The authors also found that clear separation of the antibody signatures of the four vaccine trials could be achieved by analysis of just 15 of the 64 measured parameters. One interesting result was that the antigen itself, rather than the vector or immunization regimen, significantly affected the type of antibody profile elicited. The correlation networks for the four trials proved to be very different; this part of the analysis provides unique information about relationships between features that contribute to differences among the trials. Identification of networks with specific feature-function relationships could help to elucidate mechanisms underlying protection. For example, in the RV144 trial, the total IgG binding to V1V2 regions from the Env clades A and E was directly tethered to both ADCP and ADCC, suggesting that this specific response to V1V2 could drive the killing of infected cells through ADCP and ADCC.

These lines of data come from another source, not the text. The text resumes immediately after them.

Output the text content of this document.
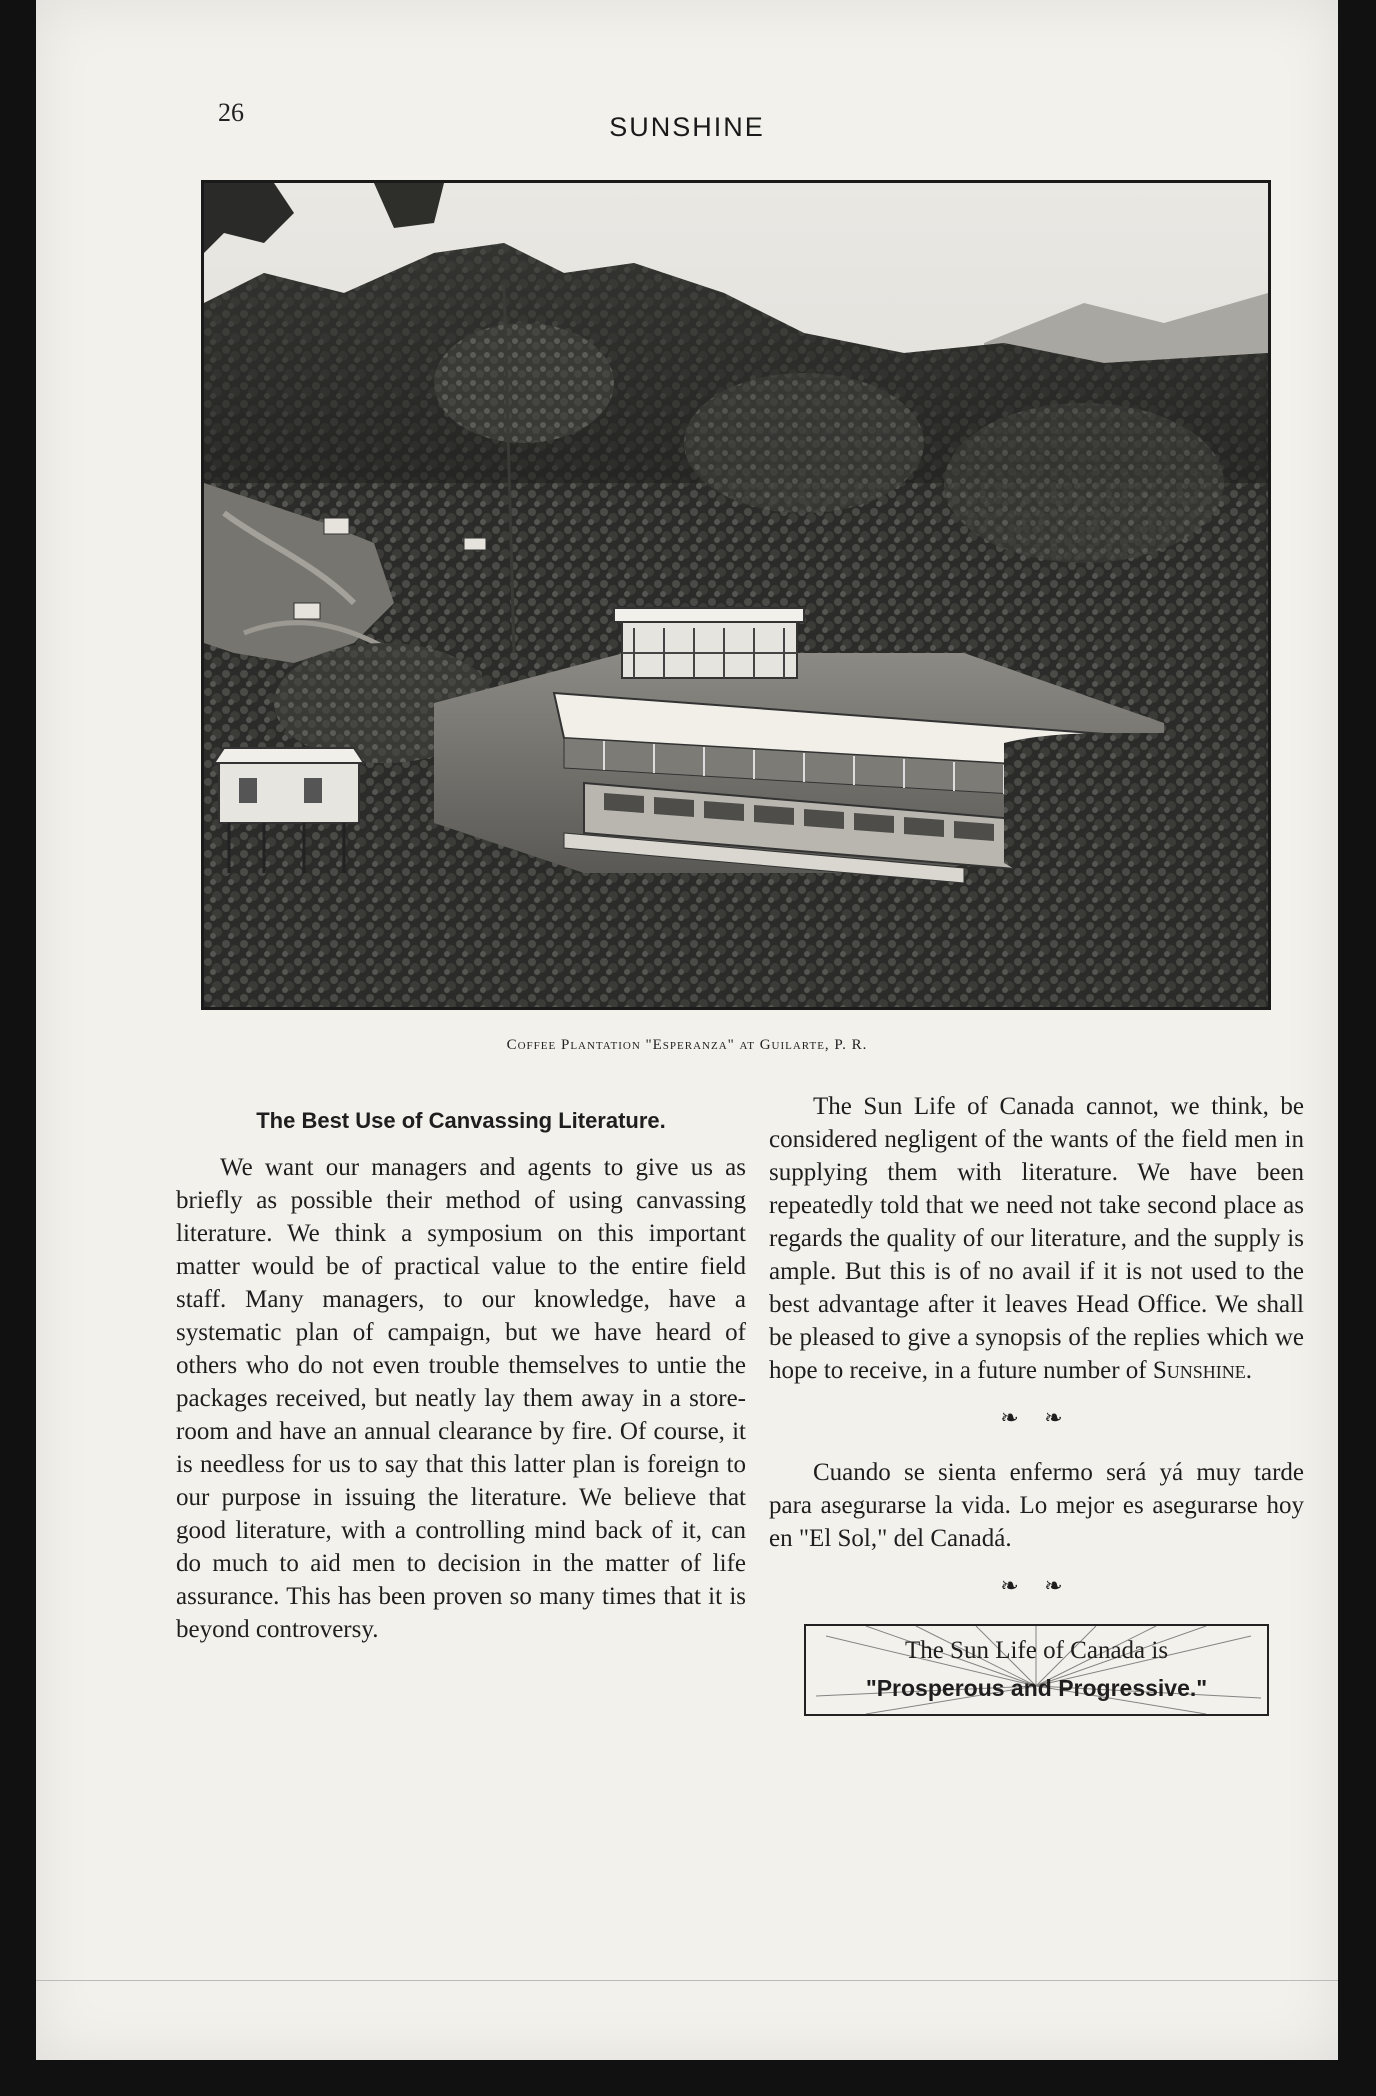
26	SUNSHINE
Coffee Plantation "Esperanza" at Guilarte, P. R.
The Best Use of Canvassing Literature.

We want our managers and agents to give us as briefly as possible their method of using canvassing literature. We think a symposium on this important matter would be of practical value to the entire field staff. Many managers, to our knowledge, have a systematic plan of campaign, but we have heard of others who do not even trouble themselves to untie the packages received, but neatly lay them away in a store-room and have an annual clearance by fire. Of course, it is needless for us to say that this latter plan is foreign to our purpose in issuing the literature. We believe that good literature, with a controlling mind back of it, can do much to aid men to decision in the matter of life assurance. This has been proven so many times that it is beyond controversy.

The Sun Life of Canada cannot, we think, be considered negligent of the wants of the field men in supplying them with literature. We have been repeatedly told that we need not take second place as regards the quality of our literature, and the supply is ample. But this is of no avail if it is not used to the best advantage after it leaves Head Office. We shall be pleased to give a synopsis of the replies which we hope to receive, in a future number of Sunshine.

❧ ❧

Cuando se sienta enfermo será yá muy tarde para asegurarse la vida. Lo mejor es asegurarse hoy en "El Sol," del Canadá.

❧ ❧
The Sun Life of Canada is
"Prosperous and Progressive."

The 'systems serology' analysis presented by Chung et al.1 suggests that IgG3 in the RV144 could either be a surrogate of effective responses or contribute to an effective response through combination with multiple other antibody features, particularly IgG1. Interestingly, they also found that IgA was an antagonist of all of the IgGs specific to V1V2 except IgG3, and therefore IgA could be a marker of less effective immune responses. Finally, their results also indicated that ADCP could be crucial in combination with Fc-related functions for protection from the transmission of HIV-1 through mucosal barriers.

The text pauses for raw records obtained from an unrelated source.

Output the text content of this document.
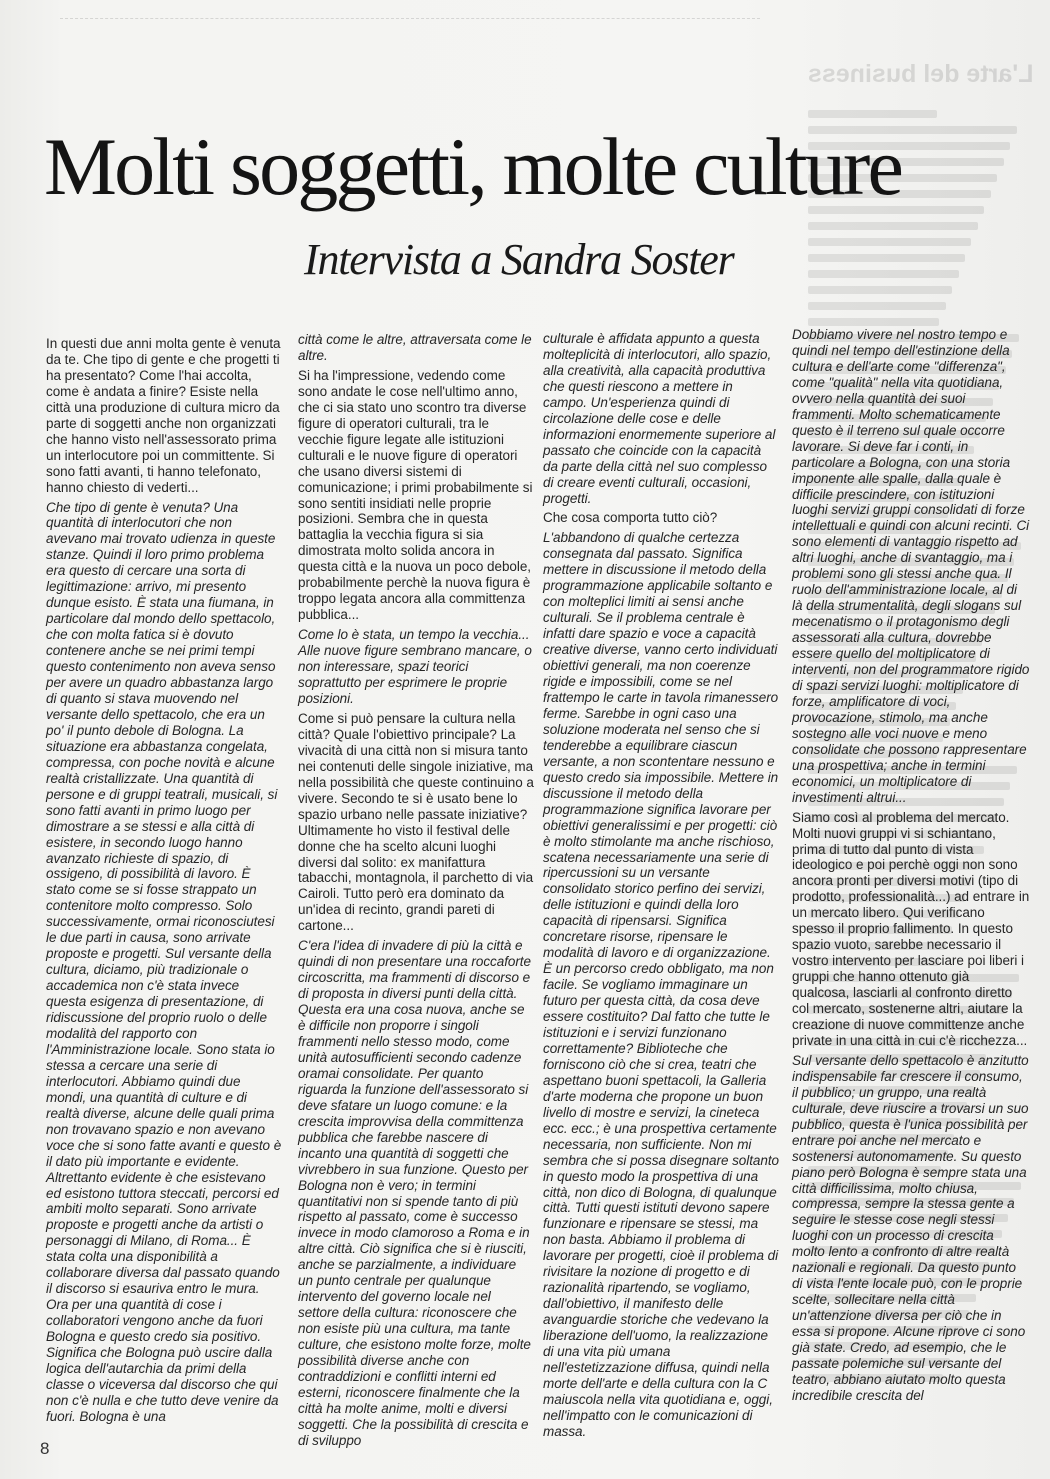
L'arte del business
Molti soggetti, molte culture
Intervista a Sandra Soster

In questi due anni molta gente è venuta da te. Che tipo di gente e che progetti ti ha presentato? Come l'hai accolta, come è andata a finire? Esiste nella città una produzione di cultura micro da parte di soggetti anche non organizzati che hanno visto nell'assessorato prima un interlocutore poi un committente. Si sono fatti avanti, ti hanno telefonato, hanno chiesto di vederti...

Che tipo di gente è venuta? Una quantità di interlocutori che non avevano mai trovato udienza in queste stanze. Quindi il loro primo problema era questo di cercare una sorta di legittimazione: arrivo, mi presento dunque esisto. È stata una fiumana, in particolare dal mondo dello spettacolo, che con molta fatica si è dovuto contenere anche se nei primi tempi questo contenimento non aveva senso per avere un quadro abbastanza largo di quanto si stava muovendo nel versante dello spettacolo, che era un po' il punto debole di Bologna. La situazione era abbastanza congelata, compressa, con poche novità e alcune realtà cristallizzate. Una quantità di persone e di gruppi teatrali, musicali, si sono fatti avanti in primo luogo per dimostrare a se stessi e alla città di esistere, in secondo luogo hanno avanzato richieste di spazio, di ossigeno, di possibilità di lavoro. È stato come se si fosse strappato un contenitore molto compresso. Solo successivamente, ormai riconosciutesi le due parti in causa, sono arrivate proposte e progetti. Sul versante della cultura, diciamo, più tradizionale o accademica non c'è stata invece questa esigenza di presentazione, di ridiscussione del proprio ruolo o delle modalità del rapporto con l'Amministrazione locale. Sono stata io stessa a cercare una serie di interlocutori. Abbiamo quindi due mondi, una quantità di culture e di realtà diverse, alcune delle quali prima non trovavano spazio e non avevano voce che si sono fatte avanti e questo è il dato più importante e evidente. Altrettanto evidente è che esistevano ed esistono tuttora steccati, percorsi ed ambiti molto separati. Sono arrivate proposte e progetti anche da artisti o personaggi di Milano, di Roma... È stata colta una disponibilità a collaborare diversa dal passato quando il discorso si esauriva entro le mura. Ora per una quantità di cose i collaboratori vengono anche da fuori Bologna e questo credo sia positivo. Significa che Bologna può uscire dalla logica dell'autarchia da primi della classe o viceversa dal discorso che qui non c'è nulla e che tutto deve venire da fuori. Bologna è una

città come le altre, attraversata come le altre.

Si ha l'impressione, vedendo come sono andate le cose nell'ultimo anno, che ci sia stato uno scontro tra diverse figure di operatori culturali, tra le vecchie figure legate alle istituzioni culturali e le nuove figure di operatori che usano diversi sistemi di comunicazione; i primi probabilmente si sono sentiti insidiati nelle proprie posizioni. Sembra che in questa battaglia la vecchia figura si sia dimostrata molto solida ancora in questa città e la nuova un poco debole, probabilmente perchè la nuova figura è troppo legata ancora alla committenza pubblica...

Come lo è stata, un tempo la vecchia... Alle nuove figure sembrano mancare, o non interessare, spazi teorici soprattutto per esprimere le proprie posizioni.

Come si può pensare la cultura nella città? Quale l'obiettivo principale? La vivacità di una città non si misura tanto nei contenuti delle singole iniziative, ma nella possibilità che queste continuino a vivere. Secondo te si è usato bene lo spazio urbano nelle passate iniziative? Ultimamente ho visto il festival delle donne che ha scelto alcuni luoghi diversi dal solito: ex manifattura tabacchi, montagnola, il parchetto di via Cairoli. Tutto però era dominato da un'idea di recinto, grandi pareti di cartone...

C'era l'idea di invadere di più la città e quindi di non presentare una roccaforte circoscritta, ma frammenti di discorso e di proposta in diversi punti della città. Questa era una cosa nuova, anche se è difficile non proporre i singoli frammenti nello stesso modo, come unità autosufficienti secondo cadenze oramai consolidate. Per quanto riguarda la funzione dell'assessorato si deve sfatare un luogo comune: e la crescita improvvisa della committenza pubblica che farebbe nascere di incanto una quantità di soggetti che vivrebbero in sua funzione. Questo per Bologna non è vero; in termini quantitativi non si spende tanto di più rispetto al passato, come è successo invece in modo clamoroso a Roma e in altre città. Ciò significa che si è riusciti, anche se parzialmente, a individuare un punto centrale per qualunque intervento del governo locale nel settore della cultura: riconoscere che non esiste più una cultura, ma tante culture, che esistono molte forze, molte possibilità diverse anche con contraddizioni e conflitti interni ed esterni, riconoscere finalmente che la città ha molte anime, molti e diversi soggetti. Che la possibilità di crescita e di sviluppo

culturale è affidata appunto a questa molteplicità di interlocutori, allo spazio, alla creatività, alla capacità produttiva che questi riescono a mettere in campo. Un'esperienza quindi di circolazione delle cose e delle informazioni enormemente superiore al passato che coincide con la capacità da parte della città nel suo complesso di creare eventi culturali, occasioni, progetti.

Che cosa comporta tutto ciò?

L'abbandono di qualche certezza consegnata dal passato. Significa mettere in discussione il metodo della programmazione applicabile soltanto e con molteplici limiti ai sensi anche culturali. Se il problema centrale è infatti dare spazio e voce a capacità creative diverse, vanno certo individuati obiettivi generali, ma non coerenze rigide e impossibili, come se nel frattempo le carte in tavola rimanessero ferme. Sarebbe in ogni caso una soluzione moderata nel senso che si tenderebbe a equilibrare ciascun versante, a non scontentare nessuno e questo credo sia impossibile. Mettere in discussione il metodo della programmazione significa lavorare per obiettivi generalissimi e per progetti: ciò è molto stimolante ma anche rischioso, scatena necessariamente una serie di ripercussioni su un versante consolidato storico perfino dei servizi, delle istituzioni e quindi della loro capacità di ripensarsi. Significa concretare risorse, ripensare le modalità di lavoro e di organizzazione. È un percorso credo obbligato, ma non facile. Se vogliamo immaginare un futuro per questa città, da cosa deve essere costituito? Dal fatto che tutte le istituzioni e i servizi funzionano correttamente? Biblioteche che forniscono ciò che si crea, teatri che aspettano buoni spettacoli, la Galleria d'arte moderna che propone un buon livello di mostre e servizi, la cineteca ecc. ecc.; è una prospettiva certamente necessaria, non sufficiente. Non mi sembra che si possa disegnare soltanto in questo modo la prospettiva di una città, non dico di Bologna, di qualunque città. Tutti questi istituti devono sapere funzionare e ripensare se stessi, ma non basta. Abbiamo il problema di lavorare per progetti, cioè il problema di rivisitare la nozione di progetto e di razionalità ripartendo, se vogliamo, dall'obiettivo, il manifesto delle avanguardie storiche che vedevano la liberazione dell'uomo, la realizzazione di una vita più umana nell'estetizzazione diffusa, quindi nella morte dell'arte e della cultura con la C maiuscola nella vita quotidiana e, oggi, nell'impatto con le comunicazioni di massa.

Dobbiamo vivere nel nostro tempo e quindi nel tempo dell'estinzione della cultura e dell'arte come "differenza", come "qualità" nella vita quotidiana, ovvero nella quantità dei suoi frammenti. Molto schematicamente questo è il terreno sul quale occorre lavorare. Si deve far i conti, in particolare a Bologna, con una storia imponente alle spalle, dalla quale è difficile prescindere, con istituzioni luoghi servizi gruppi consolidati di forze intellettuali e quindi con alcuni recinti. Ci sono elementi di vantaggio rispetto ad altri luoghi, anche di svantaggio, ma i problemi sono gli stessi anche qua. Il ruolo dell'amministrazione locale, al di là della strumentalità, degli slogans sul mecenatismo o il protagonismo degli assessorati alla cultura, dovrebbe essere quello del moltiplicatore di interventi, non del programmatore rigido di spazi servizi luoghi: moltiplicatore di forze, amplificatore di voci, provocazione, stimolo, ma anche sostegno alle voci nuove e meno consolidate che possono rappresentare una prospettiva; anche in termini economici, un moltiplicatore di investimenti altrui...

Siamo così al problema del mercato. Molti nuovi gruppi vi si schiantano, prima di tutto dal punto di vista ideologico e poi perchè oggi non sono ancora pronti per diversi motivi (tipo di prodotto, professionalità...) ad entrare in un mercato libero. Qui verificano spesso il proprio fallimento. In questo spazio vuoto, sarebbe necessario il vostro intervento per lasciare poi liberi i gruppi che hanno ottenuto già qualcosa, lasciarli al confronto diretto col mercato, sostenerne altri, aiutare la creazione di nuove committenze anche private in una città in cui c'è ricchezza...

Sul versante dello spettacolo è anzitutto indispensabile far crescere il consumo, il pubblico; un gruppo, una realtà culturale, deve riuscire a trovarsi un suo pubblico, questa è l'unica possibilità per entrare poi anche nel mercato e sostenersi autonomamente. Su questo piano però Bologna è sempre stata una città difficilissima, molto chiusa, compressa, sempre la stessa gente a seguire le stesse cose negli stessi luoghi con un processo di crescita molto lento a confronto di altre realtà nazionali e regionali. Da questo punto di vista l'ente locale può, con le proprie scelte, sollecitare nella città un'attenzione diversa per ciò che in essa si propone. Alcune riprove ci sono già state. Credo, ad esempio, che le passate polemiche sul versante del teatro, abbiano aiutato molto questa incredibile crescita del

8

Although the approach of Chung et al.1 promises to enable exquisitely detailed analyses of Fc-related vaccine signatures, there are practical and methodological concerns that will have to be taken into consideration when undertaking such analyses. For example, the assays used for the Fc effector functions are not easy to standardize across laboratories. Future studies would benefit from the use of blinded samples. It would also be of interest to test samples from lymphoid tissues, the major site of HIV-1 replication, in addition to blood samples. The results of systems analyses depend on the breadth and depth of the training data set and often cannot be generalized. Thus, the authors' conclusions may not hold for other immunogens or viruses. Finally, in the RV144 trial, only very limited protection was achieved and less than 1% of all participants were infected, so the significance of any identified correlate of protection remains to be determined.

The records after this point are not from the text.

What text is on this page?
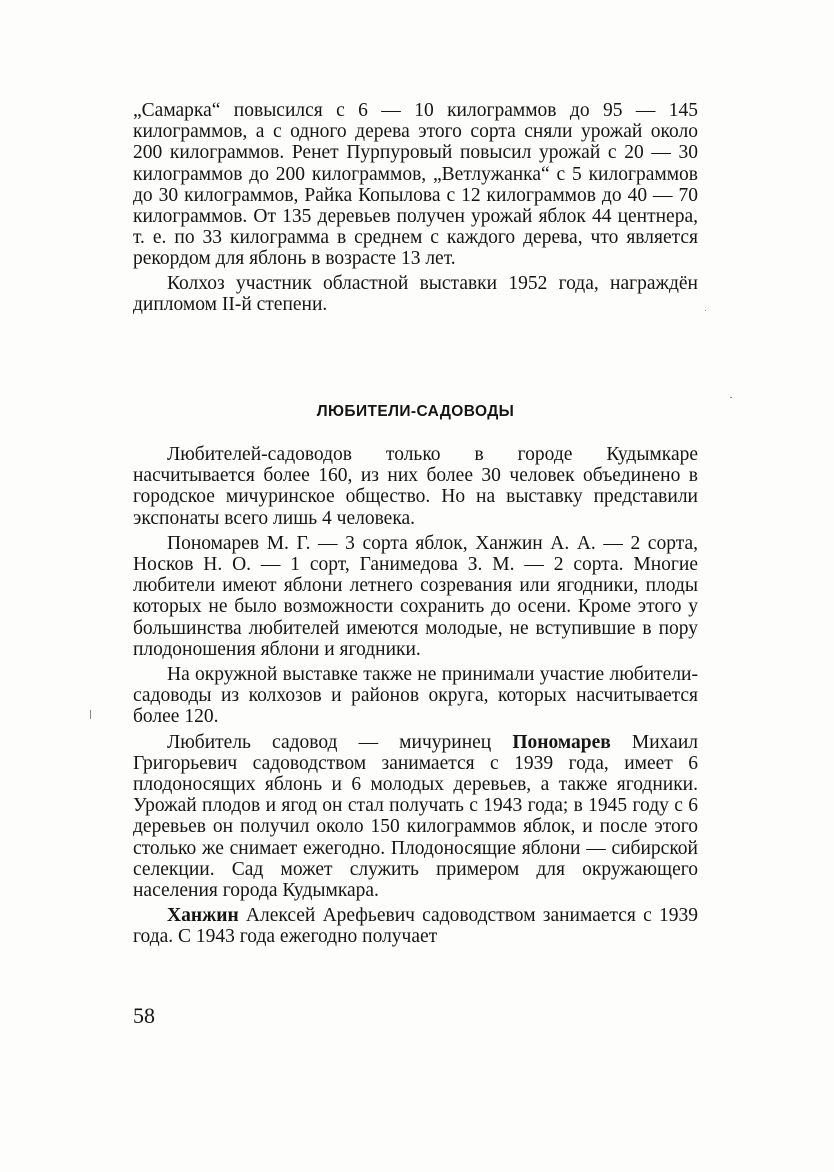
„Самарка“ повысился с 6 — 10 килограммов до 95 — 145 килограммов, а с одного дерева этого сорта сняли урожай около 200 килограммов. Ренет Пурпуровый повысил урожай с 20 — 30 килограммов до 200 килограммов, „Ветлужанка“ с 5 килограммов до 30 килограммов, Райка Копылова с 12 килограммов до 40 — 70 килограммов. От 135 деревьев получен урожай яблок 44 центнера, т. е. по 33 килограмма в среднем с каждого дерева, что является рекордом для яблонь в возрасте 13 лет.

Колхоз участник областной выставки 1952 года, награждён дипломом II-й степени.

ЛЮБИТЕЛИ-САДОВОДЫ

Любителей-садоводов только в городе Кудымкаре насчитывается более 160, из них более 30 человек объединено в городское мичуринское общество. Но на выставку представили экспонаты всего лишь 4 человека.

Пономарев М. Г. — 3 сорта яблок, Ханжин А. А. — 2 сорта, Носков Н. О. — 1 сорт, Ганимедова З. М. — 2 сорта. Многие любители имеют яблони летнего созревания или ягодники, плоды которых не было возможности сохранить до осени. Кроме этого у большинства любителей имеются молодые, не вступившие в пору плодоношения яблони и ягодники.

На окружной выставке также не принимали участие любители-садоводы из колхозов и районов округа, которых насчитывается более 120.

Любитель садовод — мичуринец Пономарев Михаил Григорьевич садоводством занимается с 1939 года, имеет 6 плодоносящих яблонь и 6 молодых деревьев, а также ягодники. Урожай плодов и ягод он стал получать с 1943 года; в 1945 году с 6 деревьев он получил около 150 килограммов яблок, и после этого столько же снимает ежегодно. Плодоносящие яблони — сибирской селекции. Сад может служить примером для окружающего населения города Кудымкара.

Ханжин Алексей Арефьевич садоводством занимается с 1939 года. С 1943 года ежегодно получает

58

Nevertheless, a systems serology approach could be readily applied to other trials and expanded to include additional parameters, such as sequence analysis of antibodyomes4 and molecular signatures of vaccines. Such studies might also be designed to address the important question of how to predict the efficacy of a novel vaccine based on in vitro studies or animal models. Finding the immunological correlates of vaccine protection for HIV-1 infection by considering qualitative and quantitative immune responses could help guide us to the next generation of vaccines11.